TALKING THROUGH YOUR ARTS – CORROBOREE SYDNEY 2013

TALKING THROUGH YOUR ARTS – CORROBOREE SYDNEY 2013
Image: Photo: Tiffany Parker

The symbol comes from many sources. Automobile manufacturers appeal to status longings by showing the admirable class of people who use their products.  Softness in a tissue is shown with a baby and/or a small furry animal. Wherever they come from, symbols are by definition repeating entities.

Usually there are some traditional symbols associated with our holidays. Christmas Day sees the decorated tree, the hung stocking, the mistletoe, Santa Claus, reindeer, and gifts. Heard in the background are songs of Good King Wenceslas and We Three Kings of Orient Are. Christmas is indeed the day of the mixed metaphor.

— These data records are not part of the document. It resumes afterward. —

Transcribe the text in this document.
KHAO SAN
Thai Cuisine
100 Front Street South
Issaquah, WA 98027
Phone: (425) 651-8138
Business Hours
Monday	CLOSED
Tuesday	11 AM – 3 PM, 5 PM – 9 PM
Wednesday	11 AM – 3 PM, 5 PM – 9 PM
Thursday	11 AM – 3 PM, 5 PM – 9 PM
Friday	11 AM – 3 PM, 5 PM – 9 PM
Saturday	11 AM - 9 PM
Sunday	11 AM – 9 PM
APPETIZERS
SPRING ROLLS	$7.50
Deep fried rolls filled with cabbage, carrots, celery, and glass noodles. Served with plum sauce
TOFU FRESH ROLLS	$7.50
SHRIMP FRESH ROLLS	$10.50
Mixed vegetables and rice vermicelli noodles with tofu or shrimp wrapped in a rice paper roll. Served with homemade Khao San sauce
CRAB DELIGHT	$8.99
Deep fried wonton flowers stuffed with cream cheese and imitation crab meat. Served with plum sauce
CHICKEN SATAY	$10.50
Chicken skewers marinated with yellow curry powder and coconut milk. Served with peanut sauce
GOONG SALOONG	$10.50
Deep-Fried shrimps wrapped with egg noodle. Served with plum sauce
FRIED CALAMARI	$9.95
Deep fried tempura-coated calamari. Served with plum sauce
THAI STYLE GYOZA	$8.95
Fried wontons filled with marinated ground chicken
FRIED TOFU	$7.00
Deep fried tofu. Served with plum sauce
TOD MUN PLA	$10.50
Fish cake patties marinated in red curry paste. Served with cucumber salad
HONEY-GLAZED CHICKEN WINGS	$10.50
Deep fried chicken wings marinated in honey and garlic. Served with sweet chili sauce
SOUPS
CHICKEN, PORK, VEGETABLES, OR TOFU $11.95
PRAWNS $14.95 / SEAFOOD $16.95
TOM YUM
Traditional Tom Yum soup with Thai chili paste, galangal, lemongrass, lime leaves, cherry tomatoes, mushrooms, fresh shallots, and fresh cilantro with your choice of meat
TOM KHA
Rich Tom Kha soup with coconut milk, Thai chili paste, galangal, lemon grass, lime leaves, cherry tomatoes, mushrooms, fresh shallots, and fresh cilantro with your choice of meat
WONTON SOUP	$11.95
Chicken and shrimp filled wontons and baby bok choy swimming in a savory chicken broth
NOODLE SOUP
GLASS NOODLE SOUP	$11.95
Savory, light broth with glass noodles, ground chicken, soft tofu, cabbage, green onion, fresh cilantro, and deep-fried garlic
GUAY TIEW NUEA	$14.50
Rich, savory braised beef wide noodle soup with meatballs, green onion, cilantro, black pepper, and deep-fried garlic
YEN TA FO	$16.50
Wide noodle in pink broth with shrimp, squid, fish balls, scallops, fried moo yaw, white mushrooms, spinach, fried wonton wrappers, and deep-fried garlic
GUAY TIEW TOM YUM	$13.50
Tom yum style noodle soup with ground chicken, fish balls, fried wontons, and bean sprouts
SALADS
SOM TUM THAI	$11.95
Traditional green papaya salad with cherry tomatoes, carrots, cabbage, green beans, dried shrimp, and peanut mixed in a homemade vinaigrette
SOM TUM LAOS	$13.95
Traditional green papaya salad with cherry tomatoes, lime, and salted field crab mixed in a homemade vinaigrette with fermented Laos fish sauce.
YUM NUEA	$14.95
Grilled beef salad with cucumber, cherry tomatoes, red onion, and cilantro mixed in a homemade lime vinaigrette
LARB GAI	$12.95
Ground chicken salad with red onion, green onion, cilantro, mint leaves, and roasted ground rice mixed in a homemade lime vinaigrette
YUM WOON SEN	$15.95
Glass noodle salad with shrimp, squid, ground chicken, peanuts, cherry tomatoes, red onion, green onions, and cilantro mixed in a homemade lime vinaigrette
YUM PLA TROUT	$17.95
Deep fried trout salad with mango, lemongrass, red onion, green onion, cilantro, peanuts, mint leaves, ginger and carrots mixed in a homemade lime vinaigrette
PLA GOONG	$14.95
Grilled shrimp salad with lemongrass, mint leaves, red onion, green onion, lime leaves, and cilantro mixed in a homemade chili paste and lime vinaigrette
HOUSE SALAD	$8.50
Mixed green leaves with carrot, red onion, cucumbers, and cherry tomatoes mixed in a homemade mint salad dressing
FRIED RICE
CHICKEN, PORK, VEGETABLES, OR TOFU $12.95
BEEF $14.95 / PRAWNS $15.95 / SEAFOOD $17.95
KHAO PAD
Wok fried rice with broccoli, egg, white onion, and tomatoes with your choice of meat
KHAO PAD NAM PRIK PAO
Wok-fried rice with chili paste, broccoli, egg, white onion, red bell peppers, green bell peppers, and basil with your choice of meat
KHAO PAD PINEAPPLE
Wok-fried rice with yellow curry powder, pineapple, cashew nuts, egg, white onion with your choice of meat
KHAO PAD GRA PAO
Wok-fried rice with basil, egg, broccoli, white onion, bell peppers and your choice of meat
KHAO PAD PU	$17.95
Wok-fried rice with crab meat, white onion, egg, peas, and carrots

This is the part of the nature of symbols. The cultural symbol derives from our desire to preserve in concise imagery past events of special significance. It is these concise images and embedded songs that are what preserve the past. Symbols remain in the culture’s consciousness through repeated use. We learn to use them all through life.

Following recommendations contained in the Economy Taskforce Report to raise the profile of NSW Aboriginal heritage and contemporary culture, the NSW Government along with leading cultural organisations have established the inaugural Corroboree Sydney. This festival is estimated to generate $21 million within the local economy over the next three years.

Amanda Peacock, coordinator of Indigenous Art Education Programs at AGNSW on Corroborree Sydney, said in a recent interview that the working party chair Professor Michael McDaniel expressed a vision of a future time when an Indigenous festival would have no need to exist. McDaniel is a member of the Kalari Clan from the Wiradjuri nation of Central NSW and a respected educator of Indigenous Studies.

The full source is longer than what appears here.